J'ai vu les 2 films consacrés à Saint-Laurent à leur sortie au cinéma et je les ai trouvés complémentaires. Le point fort du film de Bonello est assurément dans sa forme, éblouissante. C'est un véritable film d'esthète, délicat et raffiné comme l'était Saint-Laurent. L'art sous toutes ses formes est omniprésent des figures d'identification comme Marcel Proust et Maria Calas aux peintres qui l'inspirèrent d'une manière ou d'une autre (Warhol, Mondrian, Matisse...) sans oublier le cinéma de "Madame De..." aux "Damnés" de Visconti dont l'un des principaux acteurs, Helmut Berger joue YSL vieux. Bonello fait preuve d'inventivité dans sa mise en scène pour relier la culture de Saint Laurent à sa création. L'exemple le plus évident est le défilé des ballets russes de 1976 où l'écran est découpé comme une toile de Mondrian, rappelant ainsi la collection qui lança sa carrière dans les années 60.
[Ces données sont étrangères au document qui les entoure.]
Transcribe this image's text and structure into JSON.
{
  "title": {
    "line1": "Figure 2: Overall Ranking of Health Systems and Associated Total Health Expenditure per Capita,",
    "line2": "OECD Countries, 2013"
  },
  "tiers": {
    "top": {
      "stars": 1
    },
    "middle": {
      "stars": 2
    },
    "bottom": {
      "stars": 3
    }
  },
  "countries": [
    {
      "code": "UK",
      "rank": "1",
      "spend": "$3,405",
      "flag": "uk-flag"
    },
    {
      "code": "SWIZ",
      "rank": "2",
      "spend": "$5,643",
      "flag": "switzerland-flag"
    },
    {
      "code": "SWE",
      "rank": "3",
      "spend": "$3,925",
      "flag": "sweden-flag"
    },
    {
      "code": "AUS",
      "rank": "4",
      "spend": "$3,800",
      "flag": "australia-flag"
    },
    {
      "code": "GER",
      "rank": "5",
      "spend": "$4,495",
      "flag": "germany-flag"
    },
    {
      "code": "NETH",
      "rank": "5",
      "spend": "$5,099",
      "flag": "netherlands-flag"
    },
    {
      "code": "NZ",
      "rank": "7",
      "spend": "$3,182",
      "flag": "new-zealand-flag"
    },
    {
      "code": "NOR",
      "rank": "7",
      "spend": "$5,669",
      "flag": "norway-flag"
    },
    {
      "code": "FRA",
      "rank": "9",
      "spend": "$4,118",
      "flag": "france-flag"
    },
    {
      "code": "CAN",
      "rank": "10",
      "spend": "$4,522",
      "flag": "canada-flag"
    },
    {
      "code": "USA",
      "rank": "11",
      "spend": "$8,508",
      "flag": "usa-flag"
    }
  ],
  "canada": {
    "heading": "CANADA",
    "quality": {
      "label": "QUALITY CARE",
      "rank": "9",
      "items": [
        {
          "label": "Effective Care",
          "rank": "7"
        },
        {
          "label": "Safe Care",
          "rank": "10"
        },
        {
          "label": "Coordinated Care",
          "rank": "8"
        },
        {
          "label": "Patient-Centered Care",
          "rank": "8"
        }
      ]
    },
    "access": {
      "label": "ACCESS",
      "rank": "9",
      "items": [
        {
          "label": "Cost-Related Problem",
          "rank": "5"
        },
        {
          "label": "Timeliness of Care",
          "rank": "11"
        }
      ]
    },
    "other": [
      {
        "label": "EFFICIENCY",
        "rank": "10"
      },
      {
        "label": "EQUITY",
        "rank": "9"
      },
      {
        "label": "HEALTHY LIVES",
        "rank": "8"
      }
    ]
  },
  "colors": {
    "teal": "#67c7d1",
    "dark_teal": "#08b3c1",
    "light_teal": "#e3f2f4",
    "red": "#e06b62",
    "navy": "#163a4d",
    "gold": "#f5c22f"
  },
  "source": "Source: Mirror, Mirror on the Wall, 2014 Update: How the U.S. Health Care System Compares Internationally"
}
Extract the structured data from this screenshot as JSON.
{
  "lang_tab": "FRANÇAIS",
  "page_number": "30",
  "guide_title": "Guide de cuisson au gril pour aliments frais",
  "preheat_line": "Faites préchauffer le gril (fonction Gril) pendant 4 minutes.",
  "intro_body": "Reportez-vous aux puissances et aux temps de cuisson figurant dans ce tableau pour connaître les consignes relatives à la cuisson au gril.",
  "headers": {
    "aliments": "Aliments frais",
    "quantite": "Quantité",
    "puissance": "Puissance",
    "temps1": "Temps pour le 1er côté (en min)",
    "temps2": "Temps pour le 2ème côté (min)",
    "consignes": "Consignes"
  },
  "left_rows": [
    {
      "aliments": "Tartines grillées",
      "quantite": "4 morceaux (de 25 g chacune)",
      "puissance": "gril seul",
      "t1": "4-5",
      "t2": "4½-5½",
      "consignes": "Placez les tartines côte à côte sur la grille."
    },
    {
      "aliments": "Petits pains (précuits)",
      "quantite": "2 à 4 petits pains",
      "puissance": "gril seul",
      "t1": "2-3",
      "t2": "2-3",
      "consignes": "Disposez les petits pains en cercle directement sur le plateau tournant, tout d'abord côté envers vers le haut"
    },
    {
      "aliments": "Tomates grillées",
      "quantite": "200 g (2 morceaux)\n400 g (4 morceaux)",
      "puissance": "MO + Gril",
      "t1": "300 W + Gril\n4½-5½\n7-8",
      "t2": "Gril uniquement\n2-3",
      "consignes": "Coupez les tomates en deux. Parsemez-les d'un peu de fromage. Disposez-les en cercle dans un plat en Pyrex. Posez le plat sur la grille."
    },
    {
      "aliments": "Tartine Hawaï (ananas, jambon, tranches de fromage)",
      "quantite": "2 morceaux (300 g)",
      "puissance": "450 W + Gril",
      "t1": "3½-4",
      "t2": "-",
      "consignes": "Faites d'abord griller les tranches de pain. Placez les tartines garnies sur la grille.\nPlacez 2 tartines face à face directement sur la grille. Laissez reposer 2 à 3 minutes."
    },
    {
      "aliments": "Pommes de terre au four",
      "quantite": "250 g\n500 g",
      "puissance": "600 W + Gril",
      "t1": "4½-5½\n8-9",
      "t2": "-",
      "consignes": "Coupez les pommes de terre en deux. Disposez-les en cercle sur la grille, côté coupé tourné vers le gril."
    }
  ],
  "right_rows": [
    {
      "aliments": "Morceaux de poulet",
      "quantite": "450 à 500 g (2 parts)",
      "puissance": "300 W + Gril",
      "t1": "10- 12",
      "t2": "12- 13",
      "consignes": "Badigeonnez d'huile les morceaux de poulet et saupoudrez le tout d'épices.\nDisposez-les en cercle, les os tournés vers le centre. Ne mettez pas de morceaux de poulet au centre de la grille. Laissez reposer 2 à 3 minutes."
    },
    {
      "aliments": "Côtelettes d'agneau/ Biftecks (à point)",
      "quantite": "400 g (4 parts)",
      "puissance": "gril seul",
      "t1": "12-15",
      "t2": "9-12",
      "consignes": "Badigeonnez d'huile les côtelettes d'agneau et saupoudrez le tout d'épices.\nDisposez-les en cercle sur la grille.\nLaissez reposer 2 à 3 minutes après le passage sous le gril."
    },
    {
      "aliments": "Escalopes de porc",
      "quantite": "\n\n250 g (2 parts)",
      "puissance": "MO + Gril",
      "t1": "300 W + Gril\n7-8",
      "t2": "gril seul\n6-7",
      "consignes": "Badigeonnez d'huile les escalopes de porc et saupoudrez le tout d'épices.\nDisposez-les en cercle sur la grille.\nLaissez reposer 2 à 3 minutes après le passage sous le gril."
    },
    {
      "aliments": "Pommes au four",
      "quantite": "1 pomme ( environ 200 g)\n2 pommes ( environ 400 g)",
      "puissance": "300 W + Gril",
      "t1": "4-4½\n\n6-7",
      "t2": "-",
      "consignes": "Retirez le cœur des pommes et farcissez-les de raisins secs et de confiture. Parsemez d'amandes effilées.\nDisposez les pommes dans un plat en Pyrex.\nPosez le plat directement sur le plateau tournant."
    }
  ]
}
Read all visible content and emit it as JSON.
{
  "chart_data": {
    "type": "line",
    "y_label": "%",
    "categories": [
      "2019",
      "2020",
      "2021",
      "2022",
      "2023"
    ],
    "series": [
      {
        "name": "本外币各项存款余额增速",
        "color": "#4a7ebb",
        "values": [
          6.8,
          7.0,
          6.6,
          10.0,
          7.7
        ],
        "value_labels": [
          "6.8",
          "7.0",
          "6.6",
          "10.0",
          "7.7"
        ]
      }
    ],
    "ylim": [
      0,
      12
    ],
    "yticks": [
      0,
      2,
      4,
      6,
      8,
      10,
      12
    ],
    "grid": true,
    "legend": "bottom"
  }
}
Le film de Bonello insiste également beaucoup sur le comportement autodestructeur de Saint-Laurent, son addiction à la drogue, à l'alcool et aux pratiques sexuelles à risque. Il met particulièrement bien en lumière le sulfureux personnage de dandy décadent Jacques de Bascher (joué par Louis Garrel) qui comme Klaus Nomi et tant d'autres fut balayé par l'épidémie de sida. Néanmoins comme le dit YSL âgé, chaque fois qu'il est tombé dans les escaliers, il a réussi à se relever. C'est la force d'YSL qui est une sorte de phénix qui renaît toujours de ses cendres. Sa fragilité et son incapacité à s'adapter au monde réel sont équilibrées par sa créativité et sa capacité à rebondir.

Le film de Bonello n'est cependant pas exempt de défauts. Il est très long et décousu ce qui est un comble pour un biopic consacré à un grand couturier. Il est parfois répétitif et trop clipesque. Il est plein comme un œuf de détails et de personnages survolés (la mère par exemple jouée par Valérie Donzelli puis Dominique SANDA ne fait que passer, les égéries sont peu mises en valeur sans parler des employés de sa maison de couture qui sont interchangeables). Le plus gros raté provient de l'incapacité de Bonello à traiter la relation avec Bergé alors que c'était le point fort du film de Lespert. De façon plus générale, le film manque d'incarnation humaine et se rapproche de l'art pour l'art avec une fascination complaisante pour le vice et la décadence (une obsession de ce réalisateur) ce qui met trop à distance le spectateur.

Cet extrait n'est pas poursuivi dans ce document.